Giustiniani, Anna, n. Schiaffino a Cavour, Camillo Benso di 1834-07-31 #1381


Mittente:
Giustiniani, Anna, n. Schiaffino.
Destinatario:
Cavour, Camillo Benso di.
Data:
31 Luglio 1834.

                                                                                           Voltri, 31 Juillet 1834
      Camille que j'adore! ta seconde lettre m'arrive à l'instant. Oh quel bonheur de recevoir de tes lettres! je t'avouerai cependant que je craindrai un instant d'ouvrir celle qui répondra aux dernières que je t'ai écrites. Mon coeur est cependant soulagé d'un grand poids: tu le connais, tu peux mieux le juger depuis que toutes les fautes de ma vie ont paru à tes yeux. Camille tu es aimé, comme tu m'aimes. Verrai-je quelque changement dans ces expressions si tendres, si brûlantes qui me raniment, me charment, me mettent hors de moi? Oh, Dieu! j'ai bien lieu de le craindre, Camille, pitié, miséricorde!

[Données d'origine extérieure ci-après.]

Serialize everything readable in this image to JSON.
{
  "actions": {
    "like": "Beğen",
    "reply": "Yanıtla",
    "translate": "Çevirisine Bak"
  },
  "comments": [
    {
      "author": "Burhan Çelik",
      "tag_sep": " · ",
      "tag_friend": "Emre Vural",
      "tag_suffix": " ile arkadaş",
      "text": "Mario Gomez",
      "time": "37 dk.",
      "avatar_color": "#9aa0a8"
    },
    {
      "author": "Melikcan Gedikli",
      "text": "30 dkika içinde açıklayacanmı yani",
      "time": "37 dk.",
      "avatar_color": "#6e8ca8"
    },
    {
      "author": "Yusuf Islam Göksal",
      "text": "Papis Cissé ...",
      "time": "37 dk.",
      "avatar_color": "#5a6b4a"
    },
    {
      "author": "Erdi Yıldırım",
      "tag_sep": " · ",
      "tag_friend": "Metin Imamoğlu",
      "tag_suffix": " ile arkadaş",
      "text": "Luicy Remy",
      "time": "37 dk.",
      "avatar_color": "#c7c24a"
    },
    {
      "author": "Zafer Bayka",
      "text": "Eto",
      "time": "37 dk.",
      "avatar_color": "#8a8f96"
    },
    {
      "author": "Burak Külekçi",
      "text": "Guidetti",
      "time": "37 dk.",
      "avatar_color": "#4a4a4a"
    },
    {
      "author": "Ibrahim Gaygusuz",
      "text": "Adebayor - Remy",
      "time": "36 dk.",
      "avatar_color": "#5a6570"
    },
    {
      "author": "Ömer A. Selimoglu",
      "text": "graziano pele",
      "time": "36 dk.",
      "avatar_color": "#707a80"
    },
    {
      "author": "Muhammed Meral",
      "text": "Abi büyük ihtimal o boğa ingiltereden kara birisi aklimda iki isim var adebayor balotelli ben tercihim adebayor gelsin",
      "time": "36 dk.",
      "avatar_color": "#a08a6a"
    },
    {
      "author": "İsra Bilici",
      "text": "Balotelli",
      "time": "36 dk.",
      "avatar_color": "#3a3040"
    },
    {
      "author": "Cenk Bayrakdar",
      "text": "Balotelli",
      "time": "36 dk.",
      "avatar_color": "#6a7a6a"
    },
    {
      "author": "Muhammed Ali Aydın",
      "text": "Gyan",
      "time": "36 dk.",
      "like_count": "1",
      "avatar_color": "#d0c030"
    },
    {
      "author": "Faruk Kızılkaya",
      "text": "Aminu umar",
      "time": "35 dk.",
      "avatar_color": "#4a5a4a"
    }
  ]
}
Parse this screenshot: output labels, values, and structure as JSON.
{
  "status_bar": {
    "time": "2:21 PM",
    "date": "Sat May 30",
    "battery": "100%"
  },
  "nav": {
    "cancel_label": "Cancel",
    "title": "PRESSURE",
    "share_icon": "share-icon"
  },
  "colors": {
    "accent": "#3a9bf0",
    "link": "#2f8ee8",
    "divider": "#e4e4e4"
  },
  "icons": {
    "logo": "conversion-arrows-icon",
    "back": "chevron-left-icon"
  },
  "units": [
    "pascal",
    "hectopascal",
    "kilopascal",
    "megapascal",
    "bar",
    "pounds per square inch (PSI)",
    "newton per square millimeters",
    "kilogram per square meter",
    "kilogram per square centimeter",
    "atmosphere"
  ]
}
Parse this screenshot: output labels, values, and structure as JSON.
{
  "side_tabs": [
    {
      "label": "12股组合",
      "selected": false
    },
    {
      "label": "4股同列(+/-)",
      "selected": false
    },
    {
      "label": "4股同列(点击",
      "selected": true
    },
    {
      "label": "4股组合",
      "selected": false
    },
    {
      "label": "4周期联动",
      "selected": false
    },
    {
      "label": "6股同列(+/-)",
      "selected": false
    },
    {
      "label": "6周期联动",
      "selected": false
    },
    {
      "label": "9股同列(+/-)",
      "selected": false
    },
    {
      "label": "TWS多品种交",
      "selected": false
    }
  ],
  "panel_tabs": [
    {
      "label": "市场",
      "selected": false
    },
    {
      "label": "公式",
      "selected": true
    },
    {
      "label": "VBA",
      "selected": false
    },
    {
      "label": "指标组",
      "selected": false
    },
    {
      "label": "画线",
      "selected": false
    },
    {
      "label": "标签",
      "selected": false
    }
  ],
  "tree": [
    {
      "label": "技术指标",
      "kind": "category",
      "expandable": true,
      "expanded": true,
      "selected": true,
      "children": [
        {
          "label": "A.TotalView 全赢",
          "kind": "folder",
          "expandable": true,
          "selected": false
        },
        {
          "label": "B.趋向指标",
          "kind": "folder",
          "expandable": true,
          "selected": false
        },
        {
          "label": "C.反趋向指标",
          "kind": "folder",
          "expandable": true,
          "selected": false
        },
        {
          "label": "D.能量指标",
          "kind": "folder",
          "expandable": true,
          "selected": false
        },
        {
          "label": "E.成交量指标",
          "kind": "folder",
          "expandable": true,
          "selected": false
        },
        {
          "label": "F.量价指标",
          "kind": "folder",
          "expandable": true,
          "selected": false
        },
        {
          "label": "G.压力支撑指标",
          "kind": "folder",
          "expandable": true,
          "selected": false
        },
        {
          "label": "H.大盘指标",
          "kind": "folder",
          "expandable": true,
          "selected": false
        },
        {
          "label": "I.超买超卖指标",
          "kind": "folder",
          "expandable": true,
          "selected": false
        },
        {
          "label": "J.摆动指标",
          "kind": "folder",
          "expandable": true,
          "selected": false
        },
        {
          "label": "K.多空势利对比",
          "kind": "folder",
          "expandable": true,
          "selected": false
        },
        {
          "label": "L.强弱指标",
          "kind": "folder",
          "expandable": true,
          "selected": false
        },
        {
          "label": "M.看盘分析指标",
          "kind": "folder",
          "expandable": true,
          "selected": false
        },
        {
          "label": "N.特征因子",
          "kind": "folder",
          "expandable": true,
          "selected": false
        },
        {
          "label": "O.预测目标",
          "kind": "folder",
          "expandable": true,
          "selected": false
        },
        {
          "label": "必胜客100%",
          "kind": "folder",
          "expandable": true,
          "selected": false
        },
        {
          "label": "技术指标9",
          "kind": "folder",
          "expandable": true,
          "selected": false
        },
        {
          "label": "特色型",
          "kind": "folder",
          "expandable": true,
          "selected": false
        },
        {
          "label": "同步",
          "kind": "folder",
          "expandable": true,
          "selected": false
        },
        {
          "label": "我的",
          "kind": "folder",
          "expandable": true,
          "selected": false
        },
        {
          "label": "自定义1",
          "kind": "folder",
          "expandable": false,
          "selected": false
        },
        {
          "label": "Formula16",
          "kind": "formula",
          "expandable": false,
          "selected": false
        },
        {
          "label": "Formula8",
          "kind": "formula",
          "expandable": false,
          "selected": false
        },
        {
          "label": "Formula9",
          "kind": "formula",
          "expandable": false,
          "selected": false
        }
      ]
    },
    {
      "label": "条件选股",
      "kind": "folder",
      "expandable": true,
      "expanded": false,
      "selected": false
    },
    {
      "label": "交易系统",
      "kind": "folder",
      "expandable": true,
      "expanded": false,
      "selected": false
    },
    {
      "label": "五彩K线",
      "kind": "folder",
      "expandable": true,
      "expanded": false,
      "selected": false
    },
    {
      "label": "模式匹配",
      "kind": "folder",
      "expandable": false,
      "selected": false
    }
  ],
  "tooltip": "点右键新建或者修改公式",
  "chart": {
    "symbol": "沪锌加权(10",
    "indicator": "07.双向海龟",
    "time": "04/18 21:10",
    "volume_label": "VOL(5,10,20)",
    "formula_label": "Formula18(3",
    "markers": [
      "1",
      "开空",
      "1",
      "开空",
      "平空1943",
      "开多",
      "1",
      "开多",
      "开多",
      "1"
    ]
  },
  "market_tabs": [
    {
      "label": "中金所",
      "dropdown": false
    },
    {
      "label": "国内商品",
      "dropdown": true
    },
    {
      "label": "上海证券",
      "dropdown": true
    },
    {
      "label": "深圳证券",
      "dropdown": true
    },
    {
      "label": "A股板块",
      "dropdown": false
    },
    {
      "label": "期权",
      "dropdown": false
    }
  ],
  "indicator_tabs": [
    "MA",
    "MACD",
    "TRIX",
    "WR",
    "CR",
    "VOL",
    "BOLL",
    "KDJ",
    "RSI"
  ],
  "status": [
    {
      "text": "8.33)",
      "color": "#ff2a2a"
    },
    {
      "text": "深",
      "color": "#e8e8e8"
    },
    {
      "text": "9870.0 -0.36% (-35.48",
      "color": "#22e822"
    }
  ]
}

Camille, m'aimeras-tu encore de même quand tu sauras ... quant à l'avenir, je ne saurais te faire des protestations de fidélité, de constance, il n'y a point de mots qui expriment la certitude où je suis que mon âme ne cessera jamais de t'appartenir; aucune pensée étrangère à Camille ne m'occupera un instant.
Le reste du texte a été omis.